The Smart City concept attracts the attention and interest of many cities, authorities, industrial and research organizations at the national, European and international level. Unfortunately, the current smart city activities are mainly focused on improving the current living conditions in cities and are often related to specific city dimensions such as e-ticketing, smart street lights, pollution reduction, etc. What is beyond the smart city is the city digital twin – an information-rich city presented with intelligent models that support planning, design, simulation and analysis of all city dimensions by leveraging the full potential of Big Data and AI.

The research in Future Cities application theme is focused on three main fields.

Semantically enriched 3D city models foster the development of city digital twins. They provide a digital representation of urban areas and facilitate further analysis and simulations such as particular dispersion, noise and wind simulations, energy efficiency studies and other analysis, which require the architectural design and urban environment building to be placed in a context (e.g. line of sight and shadow analysis, clash detection with cables and pipelines in the underground, impact of wind circulation). The development of semantically enriched 3D city models includes the following research directions:

  • Consistency between models
  • Semantic data interoperability
  • Data quality and maintenance

Semantically enriched 3D city models enable the potential of Geospatial Artificial Intelligence (GeoAI) algorithms and techniques for geographic knowledge discovery from spatial Big Data and beyond. GeoAI combines the strengths of spatial data science and AI to address real-world problems by applying an interdisciplinary approach (scientific fields including computer science, spatial science, civil engineering, architectural design, statistics, ML, etc.). Spatial data science workflow follows the Big Data value chain, including steps for data management, data integration, data modelling and exploratory data analysis, and visualization.

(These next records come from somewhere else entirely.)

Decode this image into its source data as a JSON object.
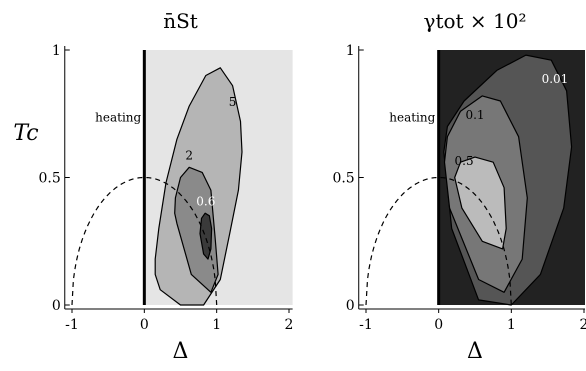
{
  "chart_data": [
    {
      "type": "contour",
      "title": "n̄St",
      "xlabel": "Δ",
      "ylabel": "Tc",
      "xlim": [
        -1.1,
        2.05
      ],
      "ylim": [
        0,
        1.0
      ],
      "xticks": [
        "-1",
        "0",
        "1",
        "2"
      ],
      "yticks": [
        "0",
        "0.5",
        "1"
      ],
      "region_label": "heating",
      "background_color": "#e5e5e5",
      "contours": [
        {
          "level": "5",
          "fill": "#b5b5b5",
          "points": [
            [
              0.15,
              0.12
            ],
            [
              0.22,
              0.06
            ],
            [
              0.5,
              0.0
            ],
            [
              0.82,
              0.0
            ],
            [
              1.05,
              0.1
            ],
            [
              1.18,
              0.28
            ],
            [
              1.3,
              0.45
            ],
            [
              1.35,
              0.6
            ],
            [
              1.33,
              0.72
            ],
            [
              1.22,
              0.86
            ],
            [
              1.05,
              0.93
            ],
            [
              0.85,
              0.9
            ],
            [
              0.62,
              0.78
            ],
            [
              0.45,
              0.65
            ],
            [
              0.3,
              0.48
            ],
            [
              0.2,
              0.3
            ],
            [
              0.15,
              0.18
            ]
          ]
        },
        {
          "level": "2",
          "fill": "#8a8a8a",
          "points": [
            [
              0.45,
              0.32
            ],
            [
              0.65,
              0.12
            ],
            [
              0.92,
              0.05
            ],
            [
              1.02,
              0.12
            ],
            [
              0.98,
              0.26
            ],
            [
              0.92,
              0.45
            ],
            [
              0.8,
              0.52
            ],
            [
              0.62,
              0.54
            ],
            [
              0.5,
              0.5
            ],
            [
              0.43,
              0.42
            ],
            [
              0.42,
              0.36
            ]
          ]
        },
        {
          "level": "0.6",
          "fill": "#3a3a3a",
          "points": [
            [
              0.77,
              0.28
            ],
            [
              0.82,
              0.2
            ],
            [
              0.88,
              0.18
            ],
            [
              0.92,
              0.22
            ],
            [
              0.93,
              0.3
            ],
            [
              0.9,
              0.35
            ],
            [
              0.84,
              0.36
            ],
            [
              0.79,
              0.34
            ]
          ]
        }
      ],
      "contour_labels": [
        {
          "text": "5",
          "x": 1.22,
          "y": 0.78,
          "color": "#000000"
        },
        {
          "text": "2",
          "x": 0.62,
          "y": 0.57,
          "color": "#000000"
        },
        {
          "text": "0.6",
          "x": 0.85,
          "y": 0.39,
          "color": "#ffffff"
        }
      ],
      "dashed_curve": "Tc = 0.5·sqrt(1 − Δ²)",
      "boundary_line_x": 0
    },
    {
      "type": "contour",
      "title": "γtot × 10²",
      "xlabel": "Δ",
      "ylabel": "",
      "xlim": [
        -1.1,
        2.05
      ],
      "ylim": [
        0,
        1.0
      ],
      "xticks": [
        "-1",
        "0",
        "1",
        "2"
      ],
      "yticks": [
        "0",
        "0.5",
        "1"
      ],
      "region_label": "heating",
      "background_color": "#222222",
      "contours": [
        {
          "level": "0.01",
          "fill": "#555555",
          "points": [
            [
              0.07,
              0.6
            ],
            [
              0.18,
              0.3
            ],
            [
              0.55,
              0.02
            ],
            [
              1.0,
              0.0
            ],
            [
              1.4,
              0.12
            ],
            [
              1.72,
              0.38
            ],
            [
              1.83,
              0.62
            ],
            [
              1.76,
              0.84
            ],
            [
              1.55,
              0.96
            ],
            [
              1.2,
              0.98
            ],
            [
              0.8,
              0.92
            ],
            [
              0.35,
              0.8
            ],
            [
              0.12,
              0.7
            ]
          ]
        },
        {
          "level": "0.1",
          "fill": "#777777",
          "points": [
            [
              0.08,
              0.56
            ],
            [
              0.15,
              0.38
            ],
            [
              0.55,
              0.1
            ],
            [
              0.9,
              0.05
            ],
            [
              1.15,
              0.18
            ],
            [
              1.22,
              0.42
            ],
            [
              1.1,
              0.66
            ],
            [
              0.85,
              0.8
            ],
            [
              0.6,
              0.82
            ],
            [
              0.3,
              0.76
            ],
            [
              0.12,
              0.66
            ]
          ]
        },
        {
          "level": "0.5",
          "fill": "#bbbbbb",
          "points": [
            [
              0.22,
              0.5
            ],
            [
              0.32,
              0.38
            ],
            [
              0.6,
              0.25
            ],
            [
              0.88,
              0.22
            ],
            [
              0.93,
              0.3
            ],
            [
              0.9,
              0.46
            ],
            [
              0.75,
              0.56
            ],
            [
              0.5,
              0.58
            ],
            [
              0.3,
              0.56
            ]
          ]
        }
      ],
      "contour_labels": [
        {
          "text": "0.01",
          "x": 1.6,
          "y": 0.87,
          "color": "#ffffff"
        },
        {
          "text": "0.1",
          "x": 0.5,
          "y": 0.73,
          "color": "#000000"
        },
        {
          "text": "0.5",
          "x": 0.35,
          "y": 0.55,
          "color": "#000000"
        }
      ],
      "dashed_curve": "Tc = 0.5·sqrt(1 − Δ²)",
      "boundary_line_x": 0
    }
  ]
}
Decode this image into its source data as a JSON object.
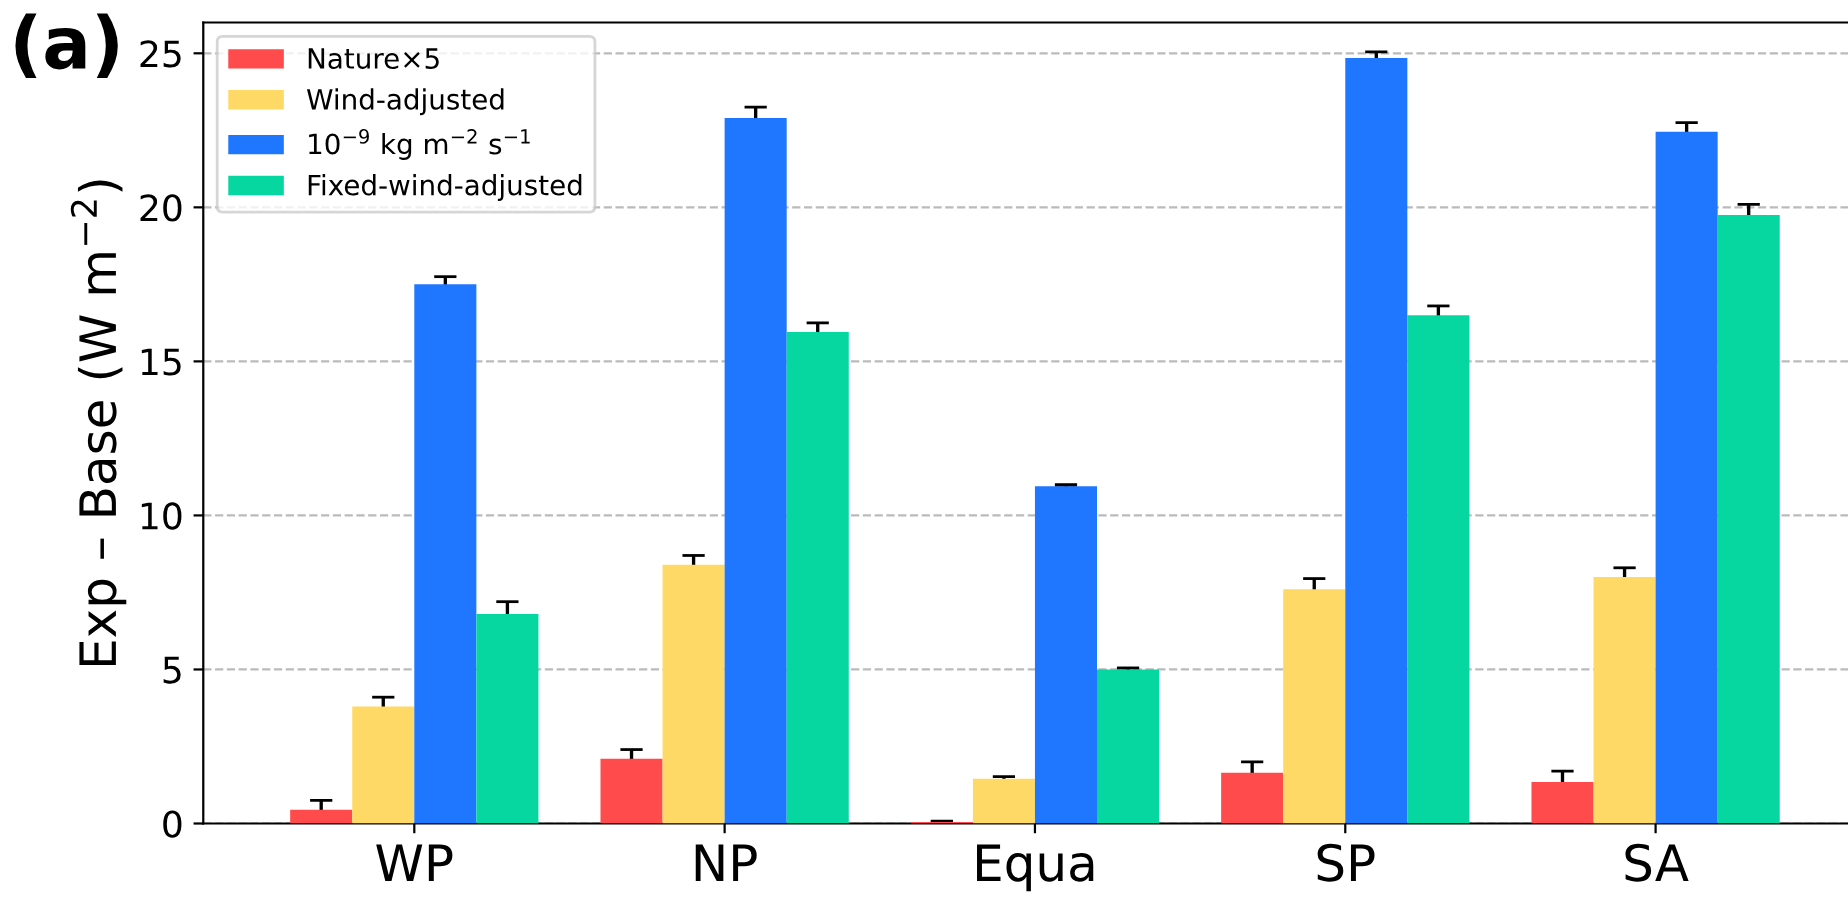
{
  "chart_data": {
    "type": "bar",
    "title": "(a)",
    "ylabel": "Exp – Base (W m$^{−2}$)",
    "categories": [
      "WP",
      "NP",
      "Equa",
      "SP",
      "SA"
    ],
    "series": [
      {
        "name": "Nature×5",
        "color": "#ff4b4b",
        "values": [
          0.45,
          2.1,
          0.05,
          1.65,
          1.35
        ],
        "errors": [
          0.3,
          0.3,
          0.03,
          0.35,
          0.35
        ]
      },
      {
        "name": "Wind-adjusted",
        "color": "#ffd966",
        "values": [
          3.8,
          8.4,
          1.45,
          7.6,
          8.0
        ],
        "errors": [
          0.3,
          0.3,
          0.07,
          0.35,
          0.3
        ]
      },
      {
        "name": "10$^{−9}$ kg m$^{−2}$ s$^{−1}$",
        "color": "#1f77ff",
        "values": [
          17.5,
          22.9,
          10.95,
          24.85,
          22.45
        ],
        "errors": [
          0.25,
          0.35,
          0.05,
          0.2,
          0.3
        ]
      },
      {
        "name": "Fixed-wind-adjusted",
        "color": "#06d6a0",
        "values": [
          6.8,
          15.95,
          5.0,
          16.5,
          19.75
        ],
        "errors": [
          0.4,
          0.3,
          0.05,
          0.3,
          0.35
        ]
      }
    ],
    "ylim": [
      0,
      26
    ],
    "yticks": [
      0,
      5,
      10,
      15,
      20,
      25
    ],
    "grid": "y",
    "legend": "top left"
  }
}
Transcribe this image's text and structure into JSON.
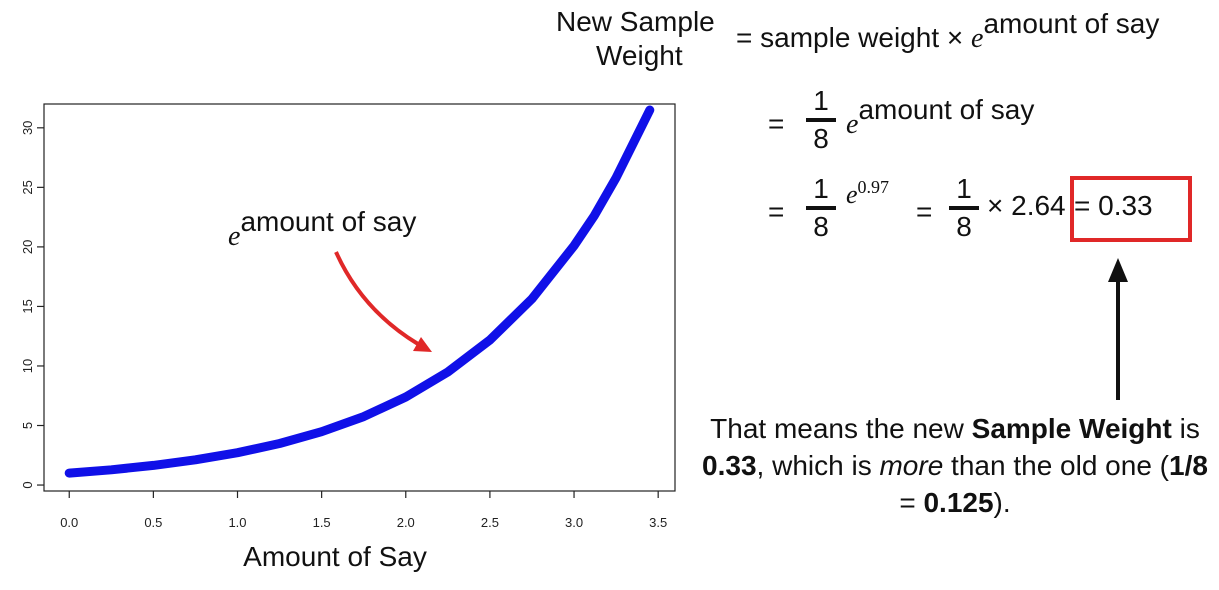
{
  "chart_data": {
    "type": "line",
    "xlabel": "Amount of Say",
    "ylabel": "",
    "xlim": [
      -0.15,
      3.6
    ],
    "ylim": [
      -0.5,
      32
    ],
    "xticks": [
      "0.0",
      "0.5",
      "1.0",
      "1.5",
      "2.0",
      "2.5",
      "3.0",
      "3.5"
    ],
    "yticks": [
      "0",
      "5",
      "10",
      "15",
      "20",
      "25",
      "30"
    ],
    "series": [
      {
        "color": "#1010e8",
        "x": [
          0.0,
          0.25,
          0.5,
          0.75,
          1.0,
          1.25,
          1.5,
          1.75,
          2.0,
          2.25,
          2.5,
          2.75,
          3.0,
          3.12,
          3.25,
          3.45
        ],
        "y": [
          1.0,
          1.28,
          1.65,
          2.12,
          2.72,
          3.49,
          4.48,
          5.75,
          7.39,
          9.49,
          12.18,
          15.64,
          20.09,
          22.6,
          25.8,
          31.5
        ]
      }
    ],
    "annotation": {
      "base": "e",
      "exponent": "amount of say",
      "arrow_color": "#e02828"
    }
  },
  "formula": {
    "lhs_line1": "New Sample",
    "lhs_line2": "Weight",
    "eq1_text": "= sample weight × ",
    "e": "e",
    "exp": "amount of say",
    "eq": "=",
    "frac_num": "1",
    "frac_den": "8",
    "exp_097": "0.97",
    "times_264": "× 2.64",
    "result": "= 0.33"
  },
  "conclusion": {
    "p1": "That means the new ",
    "b1": "Sample Weight",
    "p2": " is ",
    "b2": "0.33",
    "p3": ", which is ",
    "i1": "more",
    "p4": " than the old one (",
    "b3": "1/8",
    "p5": " = ",
    "b4": "0.125",
    "p6": ")."
  },
  "colors": {
    "highlight_box": "#e02828",
    "arrow": "#111111"
  }
}
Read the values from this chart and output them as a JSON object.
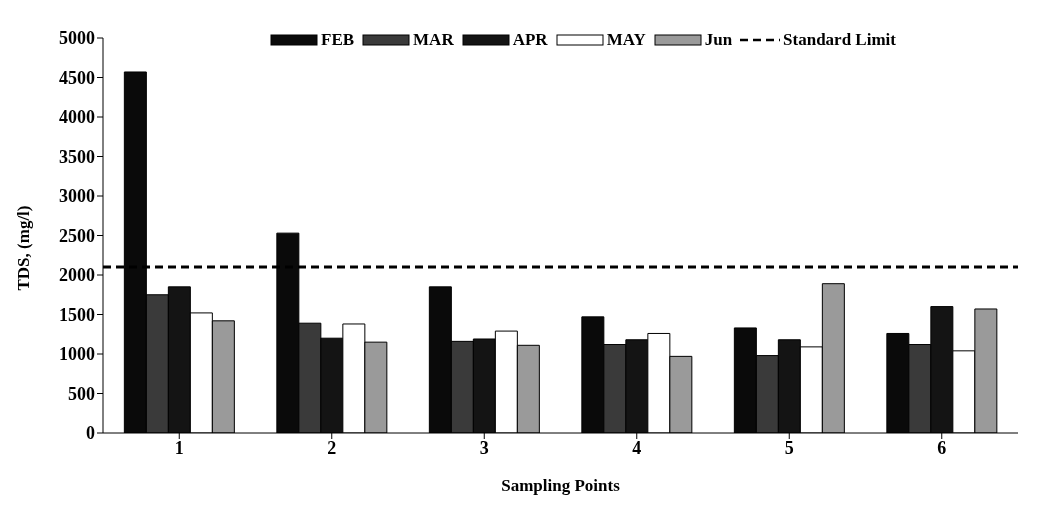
{
  "chart_data": {
    "type": "bar",
    "xlabel": "Sampling Points",
    "ylabel": "TDS, (mg/l)",
    "categories": [
      "1",
      "2",
      "3",
      "4",
      "5",
      "6"
    ],
    "series": [
      {
        "name": "FEB",
        "color": "#0a0a0a",
        "values": [
          4570,
          2530,
          1850,
          1470,
          1330,
          1260
        ]
      },
      {
        "name": "MAR",
        "color": "#3a3a3a",
        "values": [
          1750,
          1390,
          1160,
          1120,
          980,
          1120
        ]
      },
      {
        "name": "APR",
        "color": "#141414",
        "values": [
          1850,
          1200,
          1190,
          1180,
          1180,
          1600
        ]
      },
      {
        "name": "MAY",
        "color": "#ffffff",
        "values": [
          1520,
          1380,
          1290,
          1260,
          1090,
          1040
        ]
      },
      {
        "name": "Jun",
        "color": "#9a9a9a",
        "values": [
          1420,
          1150,
          1110,
          970,
          1890,
          1570
        ]
      }
    ],
    "ylim": [
      0,
      5000
    ],
    "yticks": [
      0,
      500,
      1000,
      1500,
      2000,
      2500,
      3000,
      3500,
      4000,
      4500,
      5000
    ],
    "ref_lines": [
      {
        "axis": "y",
        "value": 2100,
        "label": "Standard Limit",
        "color": "#000000",
        "line_style": "dashed"
      }
    ],
    "legend": "top",
    "grid": false
  }
}
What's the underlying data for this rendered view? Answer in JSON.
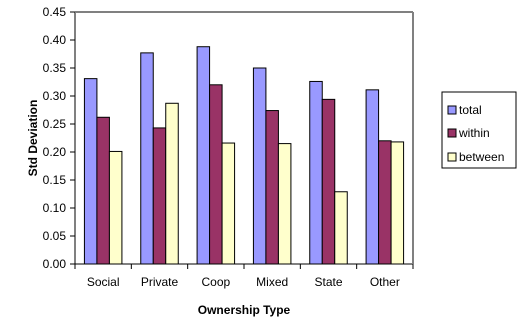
{
  "chart_data": {
    "type": "bar",
    "title": "",
    "xlabel": "Ownership Type",
    "ylabel": "Std Deviation",
    "categories": [
      "Social",
      "Private",
      "Coop",
      "Mixed",
      "State",
      "Other"
    ],
    "ylim": [
      0,
      0.45
    ],
    "yticks": [
      "0.00",
      "0.05",
      "0.10",
      "0.15",
      "0.20",
      "0.25",
      "0.30",
      "0.35",
      "0.40",
      "0.45"
    ],
    "grid": false,
    "legend_position": "right",
    "series": [
      {
        "name": "total",
        "color": "#9999ff",
        "values": [
          0.331,
          0.377,
          0.388,
          0.35,
          0.326,
          0.311
        ]
      },
      {
        "name": "within",
        "color": "#993366",
        "values": [
          0.262,
          0.243,
          0.32,
          0.274,
          0.294,
          0.22
        ]
      },
      {
        "name": "between",
        "color": "#ffffcc",
        "values": [
          0.201,
          0.287,
          0.216,
          0.215,
          0.129,
          0.218
        ]
      }
    ]
  }
}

Advanced simulation and visualization methods are developed to forecast the future behaviour of the urban environment and visualize both qualitative and quantitative data by representing social and environmental parameters influencing urban qualities and affecting humans. Simulations assist urban planning by the representation of important urban qualities and risk scenarios such as microclimate, wind comfort, air quality, flooding, noise and electromagnetic field exposure and coverage.  A challenge is to find an appropriate level of data visualization (level of detail and level of abstraction) and abstraction of representation without losing the richness of information. Novel methods and tools are elaborated, providing a combination of real-world observations and virtual reality experiments, apply both physiological and behavioural techniques by addressing different senses such as vision, hearing, touch and motion.